# Hello from Italy



## Colby K (Apr 24, 2012)

Brethren,
I am Bro. Colby Karaim, a resently raised MM serving in the Navy in Italy.  I do plan on moving to the Austin area in 2014.  My journey so far has been life changing and I can't wait to continue.


----------



## Brent Heilman (Apr 24, 2012)

Welcome to the forums! Where in Italy are you?


----------



## LukeD (Apr 24, 2012)

Greetings.  Based on your post I learned we had American Lodges overseas, or predominately military lodges.  I was under the impression military lodges were only chartered by PHA grand lodges.  Interesting to see you fall under the Grand Orient of Italy.  Hopefully I'll be heading to Aviano in the future.  I spent 5 years in Germany before I PCS'd back to the states, and I miss Europe a lot.  Good luck and stay safe.


----------



## Blake Bowden (Apr 25, 2012)

Welcome to the Forum my Brother. Italy is such a beautiful country! Enjoy your stay...Square Well.


----------



## Bro. Stewart P.M. (Apr 25, 2012)

Welcome indeed!


----------



## David Hill (Apr 25, 2012)

Welcome! Feel free to drop by Hill City Lodge #456 when you get to Austin!


----------



## Colby K (Apr 26, 2012)

I am near Catania (Sicily). It is great here but I'm excited to get back to the states.   There are lodges all over Italy for military.  This surprised me too but I like it. I'm glad I had the opportunity to start my travels here. Thank you brethren for your warm welcome.


----------



## massmason (Apr 29, 2012)

I did two years in Geata, Italy on USS Belknap.  Great time in my life!  Enjoy it!


----------



## Colby K (Apr 29, 2012)

Bro. David,  Thanks for the Invite!  I'll definitely stop buy when I get there.


----------



## Colby K (Apr 29, 2012)

massmason said:


> I did two years in Geata, Italy on USS Belknap. Great time in my life! Enjoy it!

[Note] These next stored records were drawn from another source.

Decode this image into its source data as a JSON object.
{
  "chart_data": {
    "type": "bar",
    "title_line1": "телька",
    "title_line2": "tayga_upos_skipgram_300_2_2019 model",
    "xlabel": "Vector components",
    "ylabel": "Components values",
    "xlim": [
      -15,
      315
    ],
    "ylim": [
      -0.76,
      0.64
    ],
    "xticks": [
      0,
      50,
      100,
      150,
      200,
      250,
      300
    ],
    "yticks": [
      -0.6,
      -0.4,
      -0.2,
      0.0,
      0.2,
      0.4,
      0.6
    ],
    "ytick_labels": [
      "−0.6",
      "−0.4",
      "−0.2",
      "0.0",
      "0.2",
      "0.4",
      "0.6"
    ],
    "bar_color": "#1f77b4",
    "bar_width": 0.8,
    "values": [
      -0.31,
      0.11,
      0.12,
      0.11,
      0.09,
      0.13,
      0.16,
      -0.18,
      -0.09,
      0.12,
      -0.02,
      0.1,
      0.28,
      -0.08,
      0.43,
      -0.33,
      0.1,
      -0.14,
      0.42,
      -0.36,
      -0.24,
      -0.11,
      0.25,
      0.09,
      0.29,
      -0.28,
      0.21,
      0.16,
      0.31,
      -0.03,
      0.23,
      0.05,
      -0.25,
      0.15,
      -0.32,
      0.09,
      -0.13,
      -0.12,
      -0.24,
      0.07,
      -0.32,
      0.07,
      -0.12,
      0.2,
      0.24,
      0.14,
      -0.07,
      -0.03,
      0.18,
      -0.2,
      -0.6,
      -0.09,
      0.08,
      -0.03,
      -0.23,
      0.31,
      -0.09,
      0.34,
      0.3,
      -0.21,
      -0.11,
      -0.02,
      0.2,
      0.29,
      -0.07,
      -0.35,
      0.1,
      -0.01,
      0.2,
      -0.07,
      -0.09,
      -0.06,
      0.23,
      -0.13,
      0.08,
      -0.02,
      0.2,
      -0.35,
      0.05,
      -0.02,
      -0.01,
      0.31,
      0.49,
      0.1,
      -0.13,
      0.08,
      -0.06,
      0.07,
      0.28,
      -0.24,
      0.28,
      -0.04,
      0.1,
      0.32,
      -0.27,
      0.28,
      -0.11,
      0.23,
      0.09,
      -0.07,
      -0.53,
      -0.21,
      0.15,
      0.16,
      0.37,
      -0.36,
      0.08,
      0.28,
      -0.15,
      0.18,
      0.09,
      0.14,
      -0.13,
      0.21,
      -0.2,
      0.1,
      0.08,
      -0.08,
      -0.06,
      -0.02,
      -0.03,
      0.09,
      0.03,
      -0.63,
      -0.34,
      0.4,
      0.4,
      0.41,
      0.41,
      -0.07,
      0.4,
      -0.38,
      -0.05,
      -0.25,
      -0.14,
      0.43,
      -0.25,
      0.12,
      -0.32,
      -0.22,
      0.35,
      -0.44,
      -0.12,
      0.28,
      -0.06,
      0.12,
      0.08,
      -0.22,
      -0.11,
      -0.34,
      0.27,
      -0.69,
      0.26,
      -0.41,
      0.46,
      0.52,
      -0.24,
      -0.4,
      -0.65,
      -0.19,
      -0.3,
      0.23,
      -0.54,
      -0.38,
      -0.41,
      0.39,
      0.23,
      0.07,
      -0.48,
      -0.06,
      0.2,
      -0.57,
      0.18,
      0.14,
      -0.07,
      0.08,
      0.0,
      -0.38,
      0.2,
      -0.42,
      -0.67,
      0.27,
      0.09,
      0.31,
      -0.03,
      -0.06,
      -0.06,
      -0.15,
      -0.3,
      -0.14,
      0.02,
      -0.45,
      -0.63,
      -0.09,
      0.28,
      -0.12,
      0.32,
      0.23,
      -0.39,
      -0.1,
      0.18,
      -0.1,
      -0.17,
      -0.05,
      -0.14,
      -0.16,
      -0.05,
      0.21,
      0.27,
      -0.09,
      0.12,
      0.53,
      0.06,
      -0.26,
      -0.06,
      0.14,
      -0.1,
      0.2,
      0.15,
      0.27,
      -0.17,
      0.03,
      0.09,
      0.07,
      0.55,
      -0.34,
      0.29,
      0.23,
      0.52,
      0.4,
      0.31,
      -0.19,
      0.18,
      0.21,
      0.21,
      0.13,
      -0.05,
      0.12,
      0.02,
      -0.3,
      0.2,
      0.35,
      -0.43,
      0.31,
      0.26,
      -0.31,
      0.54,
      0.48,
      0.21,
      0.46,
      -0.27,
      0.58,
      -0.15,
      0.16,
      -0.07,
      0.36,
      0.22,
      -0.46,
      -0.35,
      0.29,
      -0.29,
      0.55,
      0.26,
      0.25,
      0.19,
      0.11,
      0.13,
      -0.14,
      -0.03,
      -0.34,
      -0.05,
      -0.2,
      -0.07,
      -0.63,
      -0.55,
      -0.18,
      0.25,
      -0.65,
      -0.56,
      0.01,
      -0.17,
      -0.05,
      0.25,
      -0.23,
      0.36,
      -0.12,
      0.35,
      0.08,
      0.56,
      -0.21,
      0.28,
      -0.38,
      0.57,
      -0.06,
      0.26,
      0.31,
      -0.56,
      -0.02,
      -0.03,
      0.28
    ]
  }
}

We are enjoying it very much.  Exploring Europe is amazing.  I am so thankful for this oppourtunity.


----------



## KSigMason (Apr 29, 2012)

Greetings and welcome.  I traveled to Italy in 2011 for my 2-week mid-tour leave.  I had an amazing time and I plan on going back as soon as I can afford it.


----------



## Colby K (Jun 27, 2013)

I was just reading through old post.  Funny how things change. No longer going to Austin.   Decided to stay Navy.  Virginia is next now.


----------